Once in a blue moon a patrol car circles for a few minutes, and the youths evaporate. The rest of the time, they keep a low profile, ignoring dog walkers and never drawing attention to themselves by larking about or playing loud music.

My neck of the woods must be a deprived area, because the dealers of South London in You Don’t Know Me (BBC1) possess spectacular, flamboyant dress sense.

Roger Jean Nsengiyumva, who plays cocky drug baron Jamil, floats around the Woolwich estates in white trousers and a voluminously quilted white coat that falls open to his ankles.

Roger Jean Nsengiyumva (left) plays cocky drug baron Jamil alongside Samuel Adewunmi (right) as Hero in You Don’t Know Me

It looks like the outfit supermodel Naomi Campbell would wear to trek to the Antarctic with Sir Ranulph Fiennes.

Perhaps that’s what all the metropolitan dope-peddlers are sporting these days.
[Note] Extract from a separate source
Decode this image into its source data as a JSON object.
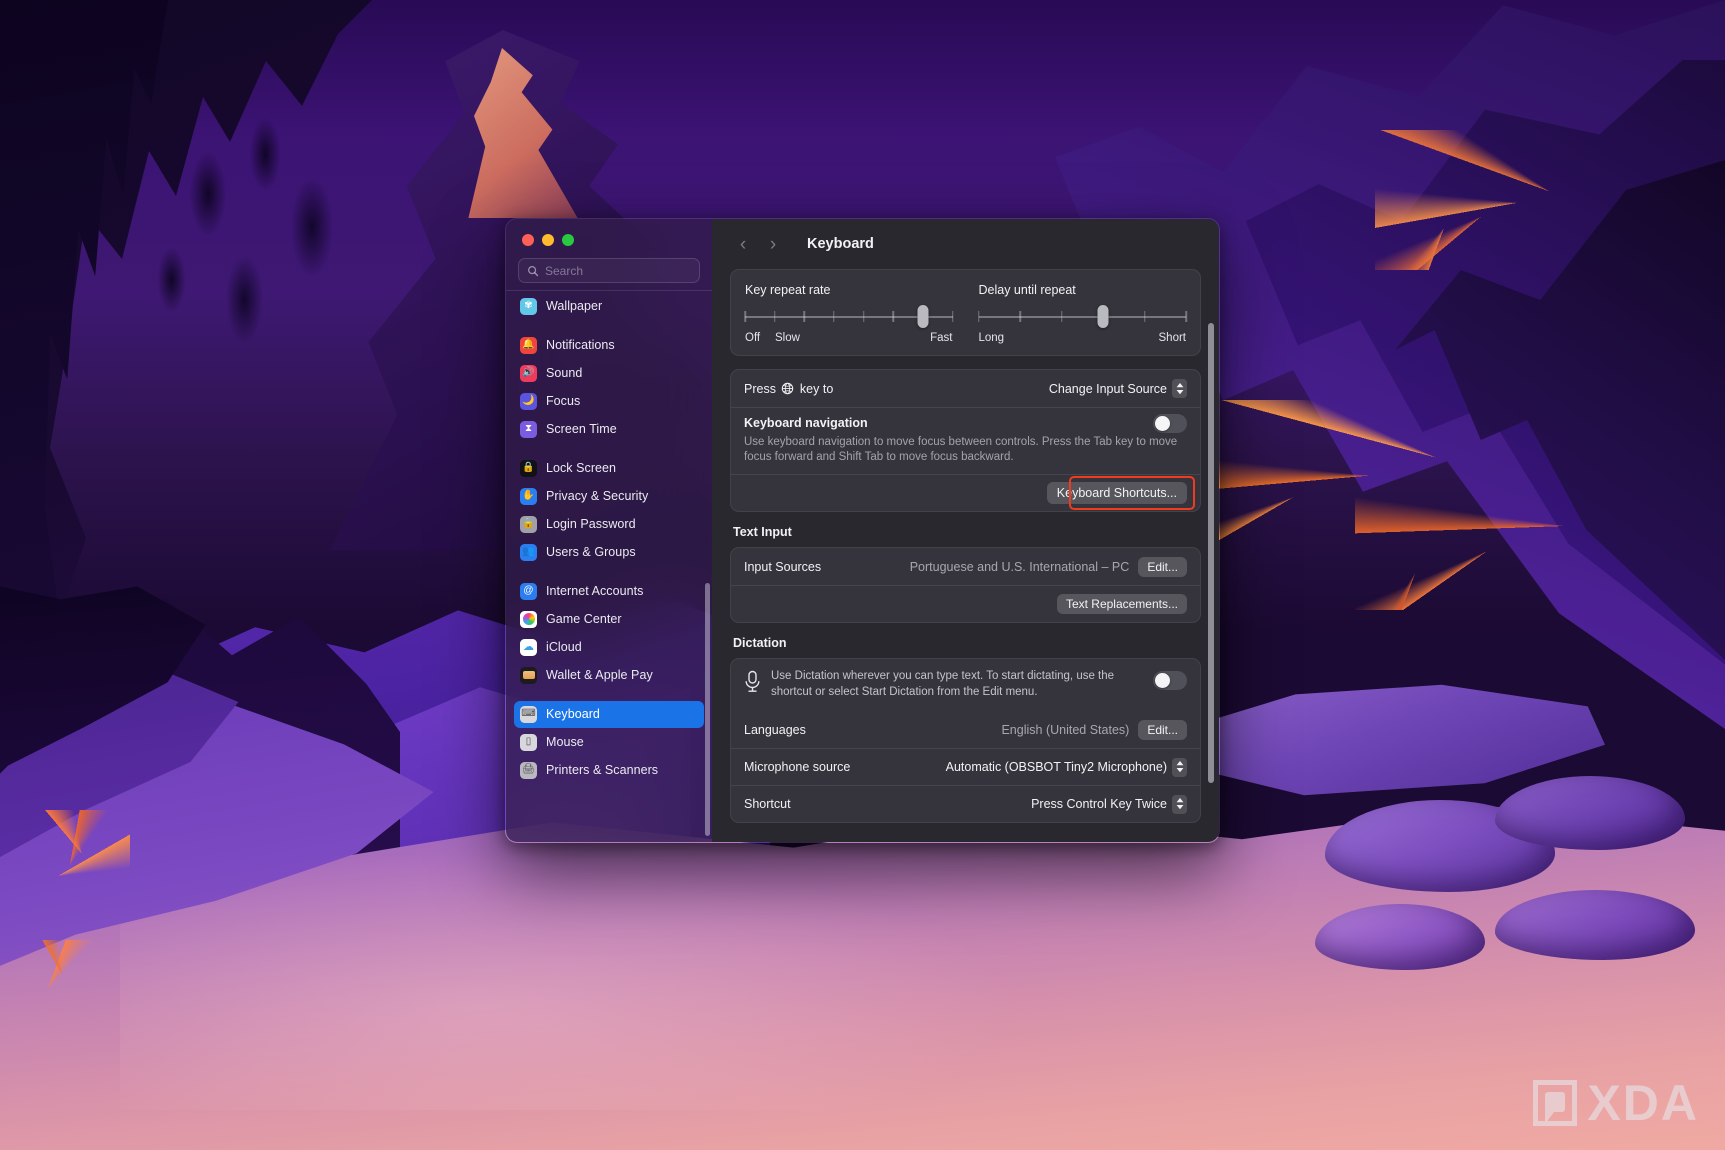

Or maybe Tom Edge, the British writer who adapted Imran Mahmood’s novel for the Beeb, has copied the classic American TV drama The Wire — in which stars, including Idris Elba and Michael K. Williams, played splendidly attired drugs moguls.

You Don’t Know Me is a neatly constructed story of a missing woman, told to a jury by a young man on trial for the murder of dandyish dealer Jamil.

Samuel Adewunmi plays Hero, who dismisses his barrister and begs the judge to let him tell his life story in his own defence.

Hero is a sales exec at an upmarket car dealership. He chats up a girl called Kyra (Sophie Wilde) on the bus, invites her to dinner and rustles up a spaghetti carbonara so good that she moves in with him.

Kyra is an enigma. Hero knows nothing about her except that she enjoys reading — and I’m not convinced about that, because the novels she chooses to display are Great Expectations and The Great Gatsby . . . the sort of books a 14-year-old would pick to appear well-read.

Sign-off of the weekend: 

Piers Morgan presented his final edition of Life Stories (ITV) before handing over to his guest, Kate Garraway. She’s certain to be better than the charmless Jonathan Ross, whose video chat with Elton John was stilted and dull. 

Apart from that, we learn nothing about her. She has no job, no parents, no friends, no personality. She’s almost an imaginary girlfriend, and Hero is more surprised than he should be when he comes home from work one day to find she isn’t on the sofa where he left her. Kyra has vanished. He finds her working as a prostitute and the first episode ended with Hero stepping out of his car to confront her pimp, with a gun in his pocket.

So far, You Don’t Know Me is less than convincing.

I do not believe there is a sweet love story behind every drugs gang shooting — however comforting it might be to believe that. But Adewunmi makes Hero warm, gentle and hugely likeable, and I’m looking forward to tonight’s second part, to find out more about how he ended up facing life in jail.

Shy West End superstar Michael Crawford, profiled in the 90-minute biography Michael Crawford: Some Mothers Do ‘Ave ‘Em (C5), also came across as hugely likeable — if a bit of a diva, as his friend and colleague Arlene Phillips assured us he could be.

An array of famous friends paid tribute, from impresarios Andrew Lloyd Webber and Bill Kenwright to sitcom co-star Michele Dotrice.

Barbra Streisand, who starred opposite a 27-year-old Crawford in Hello, Dolly!, didn’t appear, but perhaps she hasn’t mastered Zoom.

A wealth of excerpts from musicals such as Barnum and Phantom, as well as generous clips of those jaw-dropping stunts in Some Mothers, more than made up for her absence.